NOW: The 30-year eased to 6.53% this morning, down about 6 bps from yesterday's 6.59% and the lowest print since late May. Bonds firmed as traders trimmed risk into the 2:00pm Eastern Fed decision, with the 10-year holding at 4.47%. This is positioning, not a new trend — a hold is fully priced, so the move reflects desks squaring up ahead of Kevin Warsh's first meeting as chair rather than any fresh economic signal. The decision line is a formality; the press conference at 2:30 is where the risk lives.
NEXT: The Fed decision and Warsh's debut press conference are the entire week's catalyst — after this afternoon the calendar thins out. Watch the balance-sheet language more than the funds rate; any signal on the pace of runoff is the mortgage-relevant tell. Oil near $75.80 sits in the background as an inflation-pass-through wildcard. If Warsh sounds patient, this week's easing has room to extend; if the tone runs hawkish, expect 6.53% to bounce back toward the 6.57-6.59% it spent most of June at.

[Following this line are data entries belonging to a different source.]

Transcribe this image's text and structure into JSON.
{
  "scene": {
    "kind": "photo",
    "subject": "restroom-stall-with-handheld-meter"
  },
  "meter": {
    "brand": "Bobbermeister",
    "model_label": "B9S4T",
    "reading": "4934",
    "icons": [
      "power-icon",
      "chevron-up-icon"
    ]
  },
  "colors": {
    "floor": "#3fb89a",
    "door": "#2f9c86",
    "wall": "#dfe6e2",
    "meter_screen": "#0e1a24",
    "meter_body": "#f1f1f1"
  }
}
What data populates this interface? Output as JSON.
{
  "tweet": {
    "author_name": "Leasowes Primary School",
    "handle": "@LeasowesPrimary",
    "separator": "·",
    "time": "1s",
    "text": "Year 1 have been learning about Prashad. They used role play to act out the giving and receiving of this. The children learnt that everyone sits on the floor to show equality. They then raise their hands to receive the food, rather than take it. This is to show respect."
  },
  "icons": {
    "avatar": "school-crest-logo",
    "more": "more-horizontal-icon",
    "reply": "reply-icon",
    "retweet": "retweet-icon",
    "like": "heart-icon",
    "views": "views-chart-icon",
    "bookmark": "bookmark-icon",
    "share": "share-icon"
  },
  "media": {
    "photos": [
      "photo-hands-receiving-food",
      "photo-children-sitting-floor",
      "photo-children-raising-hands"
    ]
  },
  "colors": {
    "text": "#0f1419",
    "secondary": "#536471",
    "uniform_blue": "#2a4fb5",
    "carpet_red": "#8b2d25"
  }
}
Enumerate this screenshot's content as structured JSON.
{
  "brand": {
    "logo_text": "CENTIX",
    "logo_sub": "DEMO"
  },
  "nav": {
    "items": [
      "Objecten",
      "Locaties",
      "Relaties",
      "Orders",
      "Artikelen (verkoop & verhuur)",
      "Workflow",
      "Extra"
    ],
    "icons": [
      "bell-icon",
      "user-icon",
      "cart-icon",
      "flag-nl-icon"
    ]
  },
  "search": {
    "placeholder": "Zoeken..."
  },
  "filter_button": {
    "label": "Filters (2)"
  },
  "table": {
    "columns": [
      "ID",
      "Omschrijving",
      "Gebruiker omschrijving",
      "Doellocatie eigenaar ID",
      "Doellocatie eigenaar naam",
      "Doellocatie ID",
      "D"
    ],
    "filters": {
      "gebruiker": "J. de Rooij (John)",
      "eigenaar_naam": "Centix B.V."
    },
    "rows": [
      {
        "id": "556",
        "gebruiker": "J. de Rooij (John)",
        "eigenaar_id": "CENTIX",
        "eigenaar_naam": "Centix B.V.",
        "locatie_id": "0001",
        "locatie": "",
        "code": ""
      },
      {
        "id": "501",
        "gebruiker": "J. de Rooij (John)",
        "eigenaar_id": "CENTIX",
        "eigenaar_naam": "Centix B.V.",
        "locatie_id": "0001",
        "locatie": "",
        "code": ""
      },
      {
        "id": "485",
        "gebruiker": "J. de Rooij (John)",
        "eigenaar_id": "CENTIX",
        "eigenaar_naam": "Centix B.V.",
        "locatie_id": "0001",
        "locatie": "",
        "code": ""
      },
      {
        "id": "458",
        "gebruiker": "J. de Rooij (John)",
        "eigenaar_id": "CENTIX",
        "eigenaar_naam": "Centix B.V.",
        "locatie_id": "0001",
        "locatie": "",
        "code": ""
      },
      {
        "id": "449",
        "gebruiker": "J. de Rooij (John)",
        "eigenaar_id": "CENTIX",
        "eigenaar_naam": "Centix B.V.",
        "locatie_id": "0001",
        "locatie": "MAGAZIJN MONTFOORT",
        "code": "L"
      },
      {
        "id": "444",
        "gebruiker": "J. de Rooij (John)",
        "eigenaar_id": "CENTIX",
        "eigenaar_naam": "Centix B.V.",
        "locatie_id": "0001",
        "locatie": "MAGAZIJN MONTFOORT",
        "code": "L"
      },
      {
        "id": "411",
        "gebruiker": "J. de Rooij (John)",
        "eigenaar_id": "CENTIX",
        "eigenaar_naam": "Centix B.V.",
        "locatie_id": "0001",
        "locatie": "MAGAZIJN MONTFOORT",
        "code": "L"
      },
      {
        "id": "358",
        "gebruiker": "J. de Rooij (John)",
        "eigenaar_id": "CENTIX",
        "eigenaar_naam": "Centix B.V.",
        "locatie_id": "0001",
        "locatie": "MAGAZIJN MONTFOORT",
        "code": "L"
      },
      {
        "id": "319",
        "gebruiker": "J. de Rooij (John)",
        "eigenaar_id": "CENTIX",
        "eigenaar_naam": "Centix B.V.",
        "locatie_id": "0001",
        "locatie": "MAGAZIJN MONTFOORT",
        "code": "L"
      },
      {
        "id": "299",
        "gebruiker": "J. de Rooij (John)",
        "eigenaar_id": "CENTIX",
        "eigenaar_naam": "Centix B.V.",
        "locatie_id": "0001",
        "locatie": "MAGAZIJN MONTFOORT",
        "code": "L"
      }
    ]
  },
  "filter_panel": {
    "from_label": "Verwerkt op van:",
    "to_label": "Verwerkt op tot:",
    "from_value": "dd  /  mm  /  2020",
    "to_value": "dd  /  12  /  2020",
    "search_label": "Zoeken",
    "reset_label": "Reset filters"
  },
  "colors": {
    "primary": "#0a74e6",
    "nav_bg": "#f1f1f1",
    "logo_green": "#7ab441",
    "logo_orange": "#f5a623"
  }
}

RANGE: Today's 6.53% sits at the low end of the 30-day range of 6.49-6.70% (averaging 6.58%) — the best borrowers have seen in about three weeks. Keep it in perspective, though: it's still 31 bps above the 90-day low of 6.22% and a hair above the 90-day average of 6.50%. So this is a real improvement off June's highs, not a breakout to new lows for the quarter. Rates have stabilized in the low-6.50s and ticked to the friendlier end of that band — worth acting on for in-flight deals, but not a story to oversell as a falling-rate trend.
DO: The focus today is the in-flight pipeline plus anyone you quoted last week at 6.57-6.60% who is now a few bps better. For deals closing inside two weeks, the play is to lock before 2:00pm — you're at a three-week-best number and the press conference is pure headline risk. For refi candidates, the math at 6.53% still only opens up for borrowers north of roughly 7.25%, so don't over-promise the cohort below that — but it's a clean reason to re-run numbers for anyone you quoted back in the spring. Do this today: pull your list of borrowers quoted in the last 10 days and message the ones still floating that today is the best number in three weeks and you can lock it before the Fed speaks this afternoon.